Disapperance

Missing shadows x Fox – Bees – Kid

Un renard s’approche des habitations parce que son territoire recule. Il ne vient pas vers l’homme, il est poussé hors de son monde. La route remplace le sous-bois, les phares remplacent la lune, le mur blanc d’une maison remplace l’horizon. L’animal est ébloui, vulnérable, déjà pris dans une scène d’accident possible. Son ombre manque, comme si le réel commençait à l’effacer avant même sa mort. Ailleurs, deux adultes et leur enfant regardent la mer depuis une corniche. Le soleil rasant projette les corps sur un mur blanc, mais l’enfant, lui, ne laisse aucune ombre. La scène reste calme, presque belle, et c’est précisément ce calme qui inquiète. La disparition ne surgit pas comme une catastrophe visible, elle se glisse dans un détail que l’on pourrait ne pas voir. Sur une fleur, des abeilles devraient être là, ou l’ont peut-être été. Leur absence devient une anomalie silencieuse, un vide minuscule au cœur du vivant. Elles ne font plus masse, ne bourdonnent plus, ne signalent plus la continuité fragile entre la fleur, le fruit, la saison et la nourriture. Le renard, l’enfant, les abeilles forment des présences menacées, des manières de disparaître sous nos yeux.

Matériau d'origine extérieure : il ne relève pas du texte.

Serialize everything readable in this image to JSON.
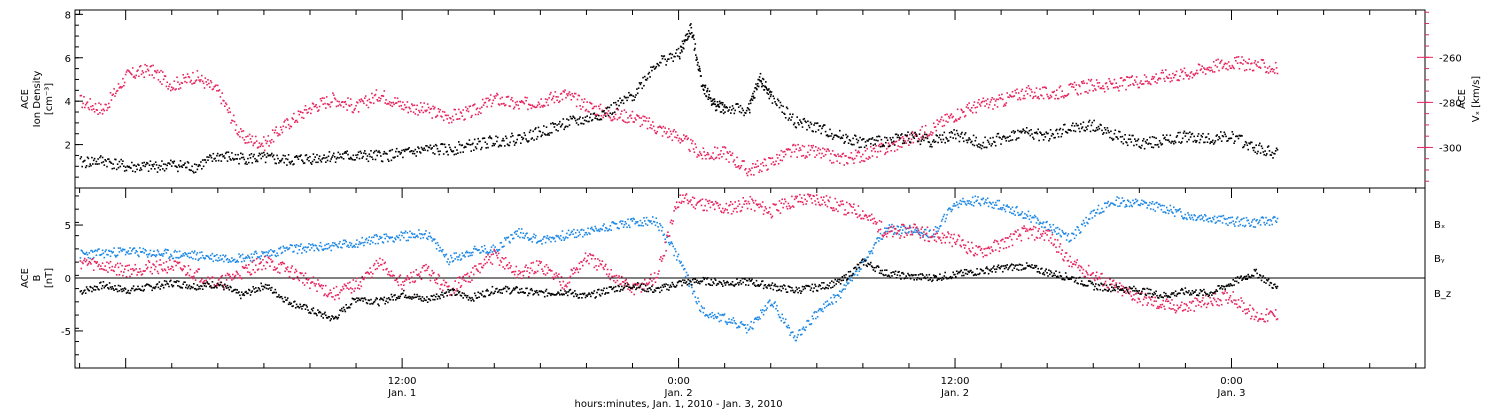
{
  "colors": {
    "black": "#000000",
    "blue": "#1e88e5",
    "red": "#e8245e"
  },
  "panels": [
    {
      "id": "top",
      "left_axis": {
        "label_lines": [
          "ACE",
          "Ion Density",
          "[cm⁻³]"
        ],
        "ticks": [
          2,
          4,
          6,
          8
        ],
        "ylim": [
          0,
          8.2
        ]
      },
      "right_axis": {
        "label_lines": [
          "ACE",
          "Vₓ [km/s]"
        ],
        "ticks": [
          -260,
          -280,
          -300
        ],
        "ylim": [
          -318,
          -239
        ]
      }
    },
    {
      "id": "bottom",
      "left_axis": {
        "label_lines": [
          "ACE",
          "B",
          "[nT]"
        ],
        "ticks": [
          -5,
          0,
          5
        ],
        "ylim": [
          -8.5,
          8.5
        ]
      },
      "legend": [
        "Bₓ",
        "Bᵧ",
        "B_z"
      ]
    }
  ],
  "x_axis": {
    "ticks": [
      {
        "hour": 12,
        "time": "12:00",
        "date": "Jan. 1"
      },
      {
        "hour": 24,
        "time": "0:00",
        "date": "Jan. 2"
      },
      {
        "hour": 36,
        "time": "12:00",
        "date": "Jan. 2"
      },
      {
        "hour": 48,
        "time": "0:00",
        "date": "Jan. 3"
      }
    ],
    "title": "hours:minutes, Jan.  1, 2010 - Jan.  3, 2010",
    "xlim_hours": [
      -2.2,
      56.4
    ]
  },
  "chart_data": [
    {
      "type": "scatter",
      "panel": "top",
      "series": [
        {
          "axis": "left",
          "color": "#000000",
          "points": [
            [
              -2,
              1.2
            ],
            [
              -1,
              1.3
            ],
            [
              0,
              1.0
            ],
            [
              1,
              1.0
            ],
            [
              2,
              1.1
            ],
            [
              3,
              1.0
            ],
            [
              4,
              1.5
            ],
            [
              5,
              1.4
            ],
            [
              6,
              1.4
            ],
            [
              7,
              1.3
            ],
            [
              8,
              1.4
            ],
            [
              9,
              1.5
            ],
            [
              10,
              1.5
            ],
            [
              11,
              1.5
            ],
            [
              12,
              1.6
            ],
            [
              13,
              1.8
            ],
            [
              14,
              1.8
            ],
            [
              15,
              2.0
            ],
            [
              16,
              2.2
            ],
            [
              17,
              2.3
            ],
            [
              18,
              2.6
            ],
            [
              19,
              3.0
            ],
            [
              20,
              3.2
            ],
            [
              21,
              3.6
            ],
            [
              22,
              4.3
            ],
            [
              23,
              5.8
            ],
            [
              24,
              6.2
            ],
            [
              24.5,
              7.4
            ],
            [
              25,
              4.8
            ],
            [
              25.5,
              3.9
            ],
            [
              26,
              3.7
            ],
            [
              27,
              3.6
            ],
            [
              27.5,
              5.1
            ],
            [
              28,
              4.2
            ],
            [
              29,
              3.1
            ],
            [
              30,
              2.8
            ],
            [
              31,
              2.4
            ],
            [
              32,
              2.1
            ],
            [
              33,
              2.2
            ],
            [
              34,
              2.4
            ],
            [
              35,
              2.2
            ],
            [
              36,
              2.5
            ],
            [
              37,
              2.1
            ],
            [
              38,
              2.3
            ],
            [
              39,
              2.6
            ],
            [
              40,
              2.4
            ],
            [
              41,
              2.8
            ],
            [
              42,
              2.9
            ],
            [
              43,
              2.4
            ],
            [
              44,
              2.1
            ],
            [
              45,
              2.2
            ],
            [
              46,
              2.4
            ],
            [
              47,
              2.3
            ],
            [
              48,
              2.4
            ],
            [
              49,
              1.9
            ],
            [
              50,
              1.6
            ]
          ]
        },
        {
          "axis": "right",
          "color": "#e8245e",
          "points": [
            [
              -2,
              -279
            ],
            [
              -1,
              -283
            ],
            [
              0,
              -268
            ],
            [
              1,
              -265
            ],
            [
              2,
              -272
            ],
            [
              3,
              -268
            ],
            [
              4,
              -275
            ],
            [
              5,
              -295
            ],
            [
              6,
              -298
            ],
            [
              7,
              -289
            ],
            [
              8,
              -282
            ],
            [
              9,
              -278
            ],
            [
              10,
              -282
            ],
            [
              11,
              -276
            ],
            [
              12,
              -281
            ],
            [
              13,
              -283
            ],
            [
              14,
              -286
            ],
            [
              15,
              -284
            ],
            [
              16,
              -278
            ],
            [
              17,
              -281
            ],
            [
              18,
              -279
            ],
            [
              19,
              -276
            ],
            [
              20,
              -281
            ],
            [
              21,
              -285
            ],
            [
              22,
              -286
            ],
            [
              23,
              -291
            ],
            [
              24,
              -295
            ],
            [
              25,
              -303
            ],
            [
              26,
              -302
            ],
            [
              27,
              -310
            ],
            [
              28,
              -306
            ],
            [
              29,
              -301
            ],
            [
              30,
              -302
            ],
            [
              31,
              -305
            ],
            [
              32,
              -303
            ],
            [
              33,
              -300
            ],
            [
              34,
              -296
            ],
            [
              35,
              -291
            ],
            [
              36,
              -285
            ],
            [
              37,
              -281
            ],
            [
              38,
              -279
            ],
            [
              39,
              -275
            ],
            [
              40,
              -276
            ],
            [
              41,
              -274
            ],
            [
              42,
              -272
            ],
            [
              43,
              -272
            ],
            [
              44,
              -270
            ],
            [
              45,
              -268
            ],
            [
              46,
              -267
            ],
            [
              47,
              -264
            ],
            [
              48,
              -262
            ],
            [
              49,
              -263
            ],
            [
              50,
              -265
            ]
          ]
        }
      ]
    },
    {
      "type": "scatter",
      "panel": "bottom",
      "series": [
        {
          "name": "Bₓ",
          "color": "#000000",
          "points": [
            [
              -2,
              -1.2
            ],
            [
              -1,
              -0.6
            ],
            [
              0,
              -1.1
            ],
            [
              1,
              -0.8
            ],
            [
              2,
              -0.4
            ],
            [
              3,
              -0.7
            ],
            [
              4,
              -0.5
            ],
            [
              5,
              -1.6
            ],
            [
              6,
              -0.6
            ],
            [
              7,
              -2.1
            ],
            [
              8,
              -3.0
            ],
            [
              9,
              -3.8
            ],
            [
              10,
              -1.8
            ],
            [
              11,
              -2.2
            ],
            [
              12,
              -1.4
            ],
            [
              13,
              -2.0
            ],
            [
              14,
              -1.2
            ],
            [
              15,
              -1.8
            ],
            [
              16,
              -1.0
            ],
            [
              17,
              -1.1
            ],
            [
              18,
              -1.4
            ],
            [
              19,
              -1.2
            ],
            [
              20,
              -1.7
            ],
            [
              21,
              -1.0
            ],
            [
              22,
              -0.6
            ],
            [
              23,
              -1.1
            ],
            [
              24,
              -0.4
            ],
            [
              25,
              -0.2
            ],
            [
              26,
              -0.4
            ],
            [
              27,
              -0.3
            ],
            [
              28,
              -0.7
            ],
            [
              29,
              -1.1
            ],
            [
              30,
              -0.8
            ],
            [
              31,
              -0.3
            ],
            [
              32,
              1.6
            ],
            [
              33,
              0.5
            ],
            [
              34,
              0.2
            ],
            [
              35,
              0.1
            ],
            [
              36,
              0.4
            ],
            [
              37,
              0.7
            ],
            [
              38,
              1.0
            ],
            [
              39,
              1.2
            ],
            [
              40,
              0.6
            ],
            [
              41,
              0.1
            ],
            [
              42,
              -0.7
            ],
            [
              43,
              -0.9
            ],
            [
              44,
              -1.1
            ],
            [
              45,
              -1.6
            ],
            [
              46,
              -1.2
            ],
            [
              47,
              -1.4
            ],
            [
              48,
              -0.4
            ],
            [
              49,
              0.6
            ],
            [
              50,
              -1.0
            ]
          ]
        },
        {
          "name": "Bᵧ",
          "color": "#1e88e5",
          "points": [
            [
              -2,
              2.3
            ],
            [
              -1,
              2.4
            ],
            [
              0,
              2.6
            ],
            [
              1,
              2.4
            ],
            [
              2,
              2.3
            ],
            [
              3,
              2.2
            ],
            [
              4,
              2.0
            ],
            [
              5,
              2.0
            ],
            [
              6,
              2.3
            ],
            [
              7,
              2.8
            ],
            [
              8,
              2.9
            ],
            [
              9,
              3.1
            ],
            [
              10,
              3.4
            ],
            [
              11,
              3.8
            ],
            [
              12,
              4.0
            ],
            [
              13,
              4.3
            ],
            [
              14,
              1.8
            ],
            [
              15,
              2.6
            ],
            [
              16,
              2.8
            ],
            [
              17,
              4.4
            ],
            [
              18,
              3.6
            ],
            [
              19,
              4.1
            ],
            [
              20,
              4.4
            ],
            [
              21,
              5.0
            ],
            [
              22,
              5.3
            ],
            [
              23,
              5.4
            ],
            [
              24,
              1.8
            ],
            [
              25,
              -3.1
            ],
            [
              26,
              -3.8
            ],
            [
              27,
              -4.8
            ],
            [
              28,
              -2.1
            ],
            [
              29,
              -5.6
            ],
            [
              30,
              -3.2
            ],
            [
              31,
              -1.4
            ],
            [
              32,
              1.5
            ],
            [
              33,
              4.7
            ],
            [
              34,
              4.6
            ],
            [
              35,
              4.2
            ],
            [
              36,
              7.1
            ],
            [
              37,
              7.4
            ],
            [
              38,
              6.9
            ],
            [
              39,
              6.1
            ],
            [
              40,
              5.0
            ],
            [
              41,
              3.8
            ],
            [
              42,
              6.3
            ],
            [
              43,
              7.3
            ],
            [
              44,
              7.1
            ],
            [
              45,
              6.7
            ],
            [
              46,
              6.0
            ],
            [
              47,
              5.8
            ],
            [
              48,
              5.4
            ],
            [
              49,
              5.3
            ],
            [
              50,
              5.6
            ]
          ]
        },
        {
          "name": "B_z",
          "color": "#e8245e",
          "points": [
            [
              -2,
              1.6
            ],
            [
              -1,
              1.2
            ],
            [
              0,
              0.8
            ],
            [
              1,
              1.1
            ],
            [
              2,
              1.2
            ],
            [
              3,
              0.5
            ],
            [
              4,
              -0.5
            ],
            [
              5,
              0.6
            ],
            [
              6,
              1.6
            ],
            [
              7,
              0.8
            ],
            [
              8,
              -0.3
            ],
            [
              9,
              -1.5
            ],
            [
              10,
              -0.6
            ],
            [
              11,
              1.4
            ],
            [
              12,
              -0.4
            ],
            [
              13,
              0.8
            ],
            [
              14,
              -1.1
            ],
            [
              15,
              0.4
            ],
            [
              16,
              2.2
            ],
            [
              17,
              0.4
            ],
            [
              18,
              1.2
            ],
            [
              19,
              -0.4
            ],
            [
              20,
              2.0
            ],
            [
              21,
              0.5
            ],
            [
              22,
              -1.1
            ],
            [
              23,
              0.1
            ],
            [
              24,
              7.6
            ],
            [
              25,
              7.1
            ],
            [
              26,
              6.6
            ],
            [
              27,
              7.2
            ],
            [
              28,
              6.4
            ],
            [
              29,
              7.4
            ],
            [
              30,
              7.6
            ],
            [
              31,
              6.8
            ],
            [
              32,
              6.2
            ],
            [
              33,
              4.3
            ],
            [
              34,
              4.6
            ],
            [
              35,
              4.1
            ],
            [
              36,
              3.6
            ],
            [
              37,
              2.5
            ],
            [
              38,
              3.3
            ],
            [
              39,
              4.4
            ],
            [
              40,
              4.2
            ],
            [
              41,
              1.4
            ],
            [
              42,
              0.4
            ],
            [
              43,
              -0.9
            ],
            [
              44,
              -1.8
            ],
            [
              45,
              -2.5
            ],
            [
              46,
              -2.7
            ],
            [
              47,
              -2.1
            ],
            [
              48,
              -1.6
            ],
            [
              49,
              -3.6
            ],
            [
              50,
              -3.4
            ]
          ]
        }
      ]
    }
  ]
}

L’animal est chassé de son habitat, l’enfantement décline dans nombre de sociétés, les pollinisateurs s’effacent du paysage. Ce que nous ne regardons plus cesse peu à peu d’exister pour nous. Nous avançons à grande vitesse vers un monde qui s’habitue à la perte, qui normalise l’absence, qui transforme l’extinction en simple détail d’image. Notre incapacité à être affectés par cette disparition semble croissante . Sans enfance, sans nature, sans biodiversité, ce n’est plus seulement le monde vivant qui recule, c’est notre propre possibilité d’habiter encore la Terre.